“On ne dira jamais assez le cynisme de la politique étasunienne qui inscrit Cuba sur sa liste des pays terroristes, lui applique exclusivement une loi assassine, dite d’Ajustement cubain, et lui impose un blocus économique qui interdit de nous vendre des équipements médicaux et des médicaments.”
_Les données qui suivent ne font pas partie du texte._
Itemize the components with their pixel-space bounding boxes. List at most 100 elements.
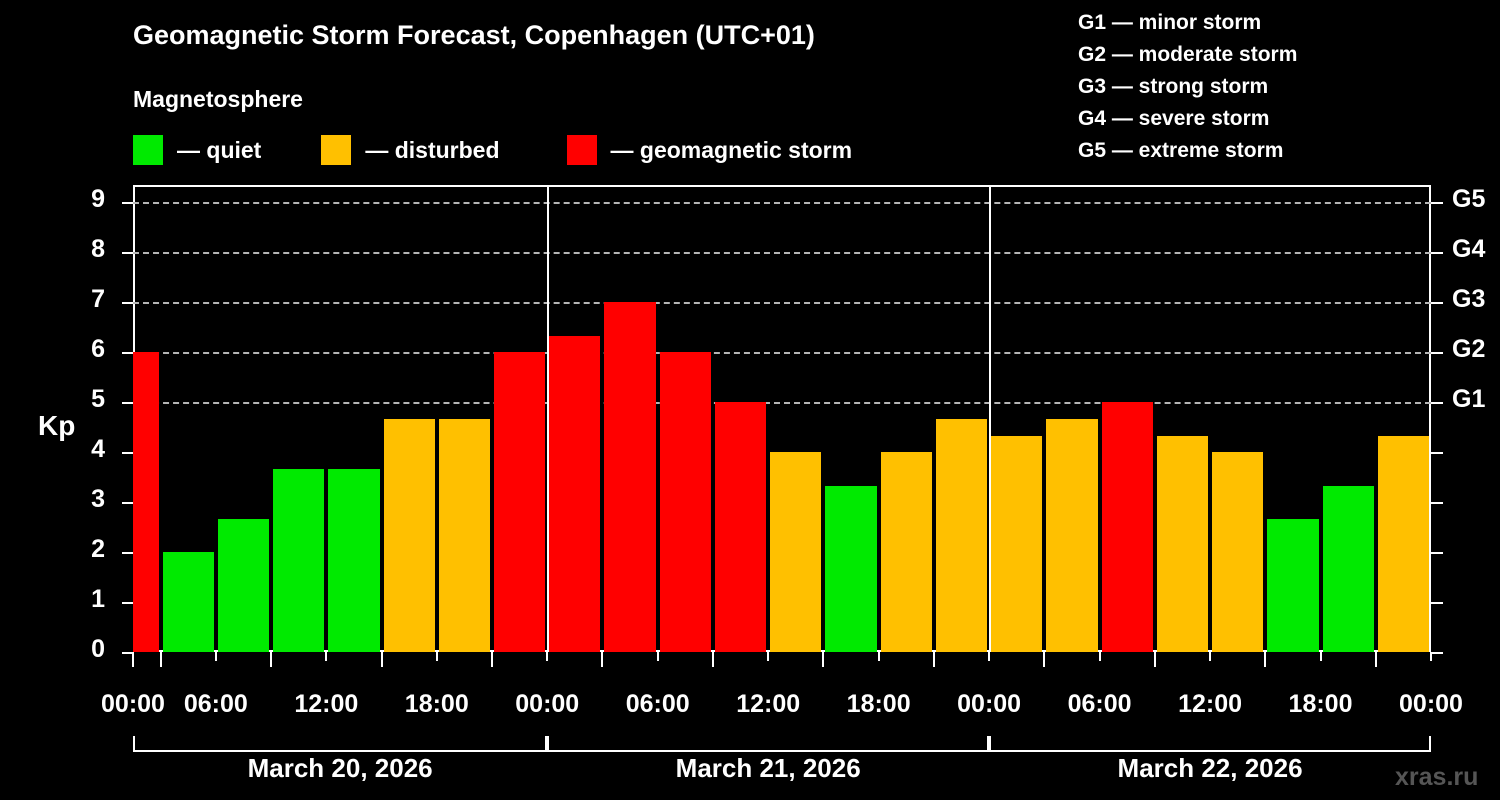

"Cuba a prouvé que pour combattre les drogues, la justice et le développement suffisaient. Dans notre pays, le taux de crime pour cent mille habitants est l’un des plus bas au monde. Aucun autre pays du continent ne peut faire état de taux de violence aussi faibles. Et l’on sait que, malgré le blocus, aucun autre ne possède des niveaux d’éducation aussi élevés."
"L’ONU ne peut exister sans les peuples qui exigent la levée du blocus. Cette institution, née alors que l’immense majorité d’entre nous n’étaient même pas indépendants, à quoi sert-elle sans nous ? À quoi donc parler de nos droits si nous ne pouvons même pas demander la levée du blocus appliqué à un petit pays ? On nous a, d’une façon ou d’une autre, subordonnés aux intérêts des USA et de l’OTAN, une organisation belliciste qui dépense tous les ans plus d’un billion de dollars en guerres et en armements, une somme qui suffirait largement à apporter l’essentiel à tous les peuples du monde."

"Sans fausse modestie, il est douloureux de signaler que notre pays en butte au blocus, menacé et calomnié a prouvé que les peuples latino-américains peuvent vivre sans violence ni drogues. Ils peuvent même vivre – comme nous l’avons démontré pendant plus de cinquante ans – sans relations avec les États-Unis, une preuve faite non par nous, mais par eux. "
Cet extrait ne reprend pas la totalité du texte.